UAB to take radically different approach to drug adherence in the Black Belt

Three-year, $2 million PCORI grant will randomize 500 patients in a clinical trial to test the effectiveness of a medication adherence intervention delivered by a community health worker.

IMonika Saffordt is often referred to as the nation’s other drug problem. Studies indicate anywhere from 45 to 55 percent of adults fail to take their prescriptions as requested by their doctors.

Initiatives to address the problem have had modest success at best, with no significant impact. Health economists estimate the resulting medical costs of medication nonadherence stretch close to $300 billion annually.

The University of Alabama at Birmingham’s Monika Safford, M.D., professor in the Division of Preventive Medicine in the Department of Medicine, and her research team will engage 500 people in Wilcox, Sumter and Pickens counties living with diabetes who report having trouble with medication adherence.

Those taking part will be randomized to either receiving usual care, or working with a community health adviser and watching educational DVDs that include stories of other people from their community who have accepted their disease. These community partners will discuss and show other patients the importance of medication adherence in helping them live full lives.

This is a radically different research approach that is made possible by a three-year, $2 million grant awarded to Safford by the Patient-Centered Outcomes Research Institute, which helps people make informed health care decisions and improves health care delivery and outcomes by producing and promoting high-integrity, evidence-based information that comes from research guided by patients, caregivers and the broader health care community.

“Improving medication adherence is one of the greatest challenges in modern medicine,” said Safford, who is the assistant dean for Continuing Medical Education in the UAB School of Medicine. “Medication adherence is especially critical in regions like rural Alabama, where residents have among the worst health outcomes in the United States. Rates of cardiovascular mortality, diabetes and obesity are very high; but resources are scarce. We hope to reach people who do not embrace their illness, help them come to terms with it, and then help them realize that taking their medications is the key to staying as well as they can for as long as they can.”

Safford says caregivers consistently report talking with patients who have been diagnosed with diabetes or other chronic illnesses but do not accept the diagnosis. Because they have not come to grips with the reality of their illness, it is common for these patients to not take their medication properly. In some cases, they never even fill the prescription.

Safford says one reason for this persistent finding of nonadherence could be that previous interventions rarely acknowledge medications within the larger context of the lived experience of illness.

Safford references the framework of famed sociology researchers Juliet Corbin and Anselm Strauss, who interviewed hundreds of patients in the 1980s to understand the lived experience of illness, eventually developing a research approach known as grounded theory. They asked patients questions about what it is like to be sick, and how it makes them feel to have a chronic illness that will never go away.  

Drawing on these patient interviews, Corbin and Strauss showed that chronic illness is a fundamentally destabilizing influence that forces the afflicted to confront the potential limitations of their “new” chronically ill selves. Accepting one’s illness may be a crucial step in embracing medication adherence and other self-management behaviors as ways to restore balance following this disruption.

“The Corbin and Strauss framework is not often used to develop and test interventions to improve medication adherence, and this is the central objective of this proposal,” Safford said. “We will test the hypothesis that an intervention designed within the Corbin and Strauss framework can improve adherence and health outcomes compared to usual care.”

The intervention will consist of educational DVDs with integrated storytelling about how community members accepted their disease and overcame barriers to medication adherence, as well as one-on-one telephonic peer coaching. Researchers will conduct focus groups with patients, create DVDs and the coaching intervention protocol, train peer coaches, and conduct the pilot test.
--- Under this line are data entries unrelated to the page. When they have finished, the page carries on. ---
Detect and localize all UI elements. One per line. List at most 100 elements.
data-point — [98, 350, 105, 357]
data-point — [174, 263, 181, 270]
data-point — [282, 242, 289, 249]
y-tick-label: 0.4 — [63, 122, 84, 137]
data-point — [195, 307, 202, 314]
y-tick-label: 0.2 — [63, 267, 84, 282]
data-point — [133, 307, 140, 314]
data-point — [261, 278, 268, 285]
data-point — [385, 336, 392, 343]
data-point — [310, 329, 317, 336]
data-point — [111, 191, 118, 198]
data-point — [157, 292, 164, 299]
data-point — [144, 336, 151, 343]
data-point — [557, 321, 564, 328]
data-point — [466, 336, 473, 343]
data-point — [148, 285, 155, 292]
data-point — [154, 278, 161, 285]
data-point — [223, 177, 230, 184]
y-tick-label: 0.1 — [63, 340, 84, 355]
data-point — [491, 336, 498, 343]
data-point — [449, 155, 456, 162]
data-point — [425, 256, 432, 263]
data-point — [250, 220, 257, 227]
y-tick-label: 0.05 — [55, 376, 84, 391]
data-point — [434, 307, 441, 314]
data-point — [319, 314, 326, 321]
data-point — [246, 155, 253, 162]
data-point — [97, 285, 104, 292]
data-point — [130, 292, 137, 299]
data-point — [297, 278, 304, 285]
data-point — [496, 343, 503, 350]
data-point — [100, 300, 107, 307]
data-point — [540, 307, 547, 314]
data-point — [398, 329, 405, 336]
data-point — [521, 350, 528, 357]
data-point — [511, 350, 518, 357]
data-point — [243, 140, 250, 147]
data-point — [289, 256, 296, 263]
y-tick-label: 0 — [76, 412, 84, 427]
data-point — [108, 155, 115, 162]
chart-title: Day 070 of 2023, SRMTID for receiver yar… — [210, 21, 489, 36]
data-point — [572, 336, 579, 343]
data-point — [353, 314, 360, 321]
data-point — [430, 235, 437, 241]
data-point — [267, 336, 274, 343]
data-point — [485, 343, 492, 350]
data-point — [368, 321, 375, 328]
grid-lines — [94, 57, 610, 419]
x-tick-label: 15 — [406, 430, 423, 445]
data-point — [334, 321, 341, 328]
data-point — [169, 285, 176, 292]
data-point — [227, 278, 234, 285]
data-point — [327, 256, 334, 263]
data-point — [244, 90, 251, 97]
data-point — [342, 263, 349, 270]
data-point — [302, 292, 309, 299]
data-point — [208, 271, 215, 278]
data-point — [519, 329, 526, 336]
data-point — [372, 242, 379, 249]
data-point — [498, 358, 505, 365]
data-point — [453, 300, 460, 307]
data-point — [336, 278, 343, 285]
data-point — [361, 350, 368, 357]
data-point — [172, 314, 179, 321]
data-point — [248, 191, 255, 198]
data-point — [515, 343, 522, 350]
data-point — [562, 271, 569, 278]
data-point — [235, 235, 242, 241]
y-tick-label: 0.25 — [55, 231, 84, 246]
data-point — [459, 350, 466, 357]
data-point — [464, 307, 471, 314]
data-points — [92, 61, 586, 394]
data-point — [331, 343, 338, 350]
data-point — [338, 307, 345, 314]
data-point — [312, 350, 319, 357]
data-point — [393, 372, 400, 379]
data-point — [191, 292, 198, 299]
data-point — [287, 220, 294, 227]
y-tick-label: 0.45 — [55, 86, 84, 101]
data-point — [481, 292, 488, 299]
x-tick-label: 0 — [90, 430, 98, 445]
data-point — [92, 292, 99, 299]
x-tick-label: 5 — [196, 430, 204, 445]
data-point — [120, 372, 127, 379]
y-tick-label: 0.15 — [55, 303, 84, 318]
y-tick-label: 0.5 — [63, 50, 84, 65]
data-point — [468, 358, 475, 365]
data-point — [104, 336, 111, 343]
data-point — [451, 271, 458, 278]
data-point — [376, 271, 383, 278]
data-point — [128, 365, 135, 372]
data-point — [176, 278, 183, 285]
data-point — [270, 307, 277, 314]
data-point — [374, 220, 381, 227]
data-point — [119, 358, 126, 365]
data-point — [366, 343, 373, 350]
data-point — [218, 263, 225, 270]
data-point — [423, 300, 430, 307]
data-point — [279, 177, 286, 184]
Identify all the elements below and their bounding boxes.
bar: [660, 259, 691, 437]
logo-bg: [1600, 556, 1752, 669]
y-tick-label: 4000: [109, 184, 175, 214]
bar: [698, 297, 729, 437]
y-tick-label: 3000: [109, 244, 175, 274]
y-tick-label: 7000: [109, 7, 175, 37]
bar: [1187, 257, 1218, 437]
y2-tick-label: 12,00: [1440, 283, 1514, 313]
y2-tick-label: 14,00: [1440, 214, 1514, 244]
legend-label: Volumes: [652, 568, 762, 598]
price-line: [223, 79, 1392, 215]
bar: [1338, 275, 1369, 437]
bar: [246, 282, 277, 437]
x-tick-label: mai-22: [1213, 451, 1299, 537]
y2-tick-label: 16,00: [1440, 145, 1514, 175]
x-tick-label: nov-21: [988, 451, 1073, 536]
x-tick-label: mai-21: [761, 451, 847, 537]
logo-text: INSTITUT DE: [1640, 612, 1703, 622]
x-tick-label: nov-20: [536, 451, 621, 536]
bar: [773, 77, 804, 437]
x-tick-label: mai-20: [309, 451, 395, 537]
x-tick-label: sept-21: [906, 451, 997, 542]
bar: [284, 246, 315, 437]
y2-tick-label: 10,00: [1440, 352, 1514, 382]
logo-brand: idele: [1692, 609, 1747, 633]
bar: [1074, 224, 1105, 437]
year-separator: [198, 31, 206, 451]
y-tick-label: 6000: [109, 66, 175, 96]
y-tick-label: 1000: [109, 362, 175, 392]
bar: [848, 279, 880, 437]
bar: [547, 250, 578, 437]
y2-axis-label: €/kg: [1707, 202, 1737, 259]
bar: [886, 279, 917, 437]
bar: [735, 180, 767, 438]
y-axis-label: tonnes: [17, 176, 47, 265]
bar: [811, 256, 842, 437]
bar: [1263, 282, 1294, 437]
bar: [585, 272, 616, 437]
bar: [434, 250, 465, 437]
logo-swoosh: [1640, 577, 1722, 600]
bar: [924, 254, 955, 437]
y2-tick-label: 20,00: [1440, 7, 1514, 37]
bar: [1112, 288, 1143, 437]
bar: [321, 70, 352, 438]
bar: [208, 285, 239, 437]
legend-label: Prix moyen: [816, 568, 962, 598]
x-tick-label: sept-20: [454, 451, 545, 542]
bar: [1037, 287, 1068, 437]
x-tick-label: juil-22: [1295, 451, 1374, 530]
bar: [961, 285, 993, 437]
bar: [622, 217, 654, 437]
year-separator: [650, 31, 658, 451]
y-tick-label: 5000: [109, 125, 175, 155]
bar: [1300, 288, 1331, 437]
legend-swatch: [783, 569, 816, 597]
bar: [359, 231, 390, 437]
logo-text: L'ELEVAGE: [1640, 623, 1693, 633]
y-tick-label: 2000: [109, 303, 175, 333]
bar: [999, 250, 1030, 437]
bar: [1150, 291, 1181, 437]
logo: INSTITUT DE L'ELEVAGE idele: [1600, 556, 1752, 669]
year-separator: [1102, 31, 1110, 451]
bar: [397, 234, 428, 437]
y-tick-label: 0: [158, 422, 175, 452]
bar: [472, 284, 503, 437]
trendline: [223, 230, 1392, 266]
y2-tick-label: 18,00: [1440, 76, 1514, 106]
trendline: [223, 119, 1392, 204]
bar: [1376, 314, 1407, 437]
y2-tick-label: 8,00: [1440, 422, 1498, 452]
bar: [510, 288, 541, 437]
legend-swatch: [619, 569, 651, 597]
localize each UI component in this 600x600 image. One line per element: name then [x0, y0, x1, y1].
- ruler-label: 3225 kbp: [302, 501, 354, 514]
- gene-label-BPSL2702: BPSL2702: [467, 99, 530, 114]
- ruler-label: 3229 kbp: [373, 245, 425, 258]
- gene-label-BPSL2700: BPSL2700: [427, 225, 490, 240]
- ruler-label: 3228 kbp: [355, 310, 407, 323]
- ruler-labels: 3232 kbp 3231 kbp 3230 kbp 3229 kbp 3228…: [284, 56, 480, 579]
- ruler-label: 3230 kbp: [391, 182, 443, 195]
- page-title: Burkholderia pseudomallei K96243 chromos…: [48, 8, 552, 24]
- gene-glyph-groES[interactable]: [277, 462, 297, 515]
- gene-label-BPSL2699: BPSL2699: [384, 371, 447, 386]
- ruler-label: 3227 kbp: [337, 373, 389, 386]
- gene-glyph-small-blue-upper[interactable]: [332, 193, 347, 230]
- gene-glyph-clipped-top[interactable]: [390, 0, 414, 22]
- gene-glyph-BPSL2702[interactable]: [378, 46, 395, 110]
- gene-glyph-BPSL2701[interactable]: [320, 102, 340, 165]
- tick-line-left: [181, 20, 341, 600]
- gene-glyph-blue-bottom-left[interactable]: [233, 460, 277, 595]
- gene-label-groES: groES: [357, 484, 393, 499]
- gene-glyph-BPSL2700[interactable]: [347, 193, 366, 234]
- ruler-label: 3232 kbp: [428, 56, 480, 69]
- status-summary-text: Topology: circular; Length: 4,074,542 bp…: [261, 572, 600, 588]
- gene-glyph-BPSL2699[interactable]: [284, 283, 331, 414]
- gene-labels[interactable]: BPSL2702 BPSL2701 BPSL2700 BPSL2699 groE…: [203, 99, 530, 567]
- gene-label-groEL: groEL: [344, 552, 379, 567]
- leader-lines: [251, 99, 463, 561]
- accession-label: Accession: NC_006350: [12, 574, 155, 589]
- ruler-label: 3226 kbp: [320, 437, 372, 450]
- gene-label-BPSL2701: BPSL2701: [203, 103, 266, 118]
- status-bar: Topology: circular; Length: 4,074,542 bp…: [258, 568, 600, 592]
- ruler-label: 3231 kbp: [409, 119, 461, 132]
The randomized controlled trial of 500 individuals with type 2 diabetes and medication nonadherence will compare the effectiveness of usual care and the intervention on medication adherence, as well as physiologic risk factors including A1c, blood pressure and low-density lipoprotein cholesterol (primary outcomes) and quality of life and self-efficacy (secondary outcomes).

This project was designed in collaboration with community partners whose work with UAB over several years has centered around community-engaged research on diabetes and peer coaching interventions.

“This innovative approach would be a major shift in how we help patients in underresourced areas living with chronic diseases commit to taking medications, improving health and eventually reducing health disparities,” Safford said. “If the program works, it could potentially be implemented in any health care setting where community health workers are integrated.”

Other UAB researchers involved in the project include Andrea Cherrington, M.D., associate professor of medicine; Michelle Martin, Ph.D., associate professor of medicine; Joshua Richmond, assistant professor of surgery; and Susan Andreae, project manager.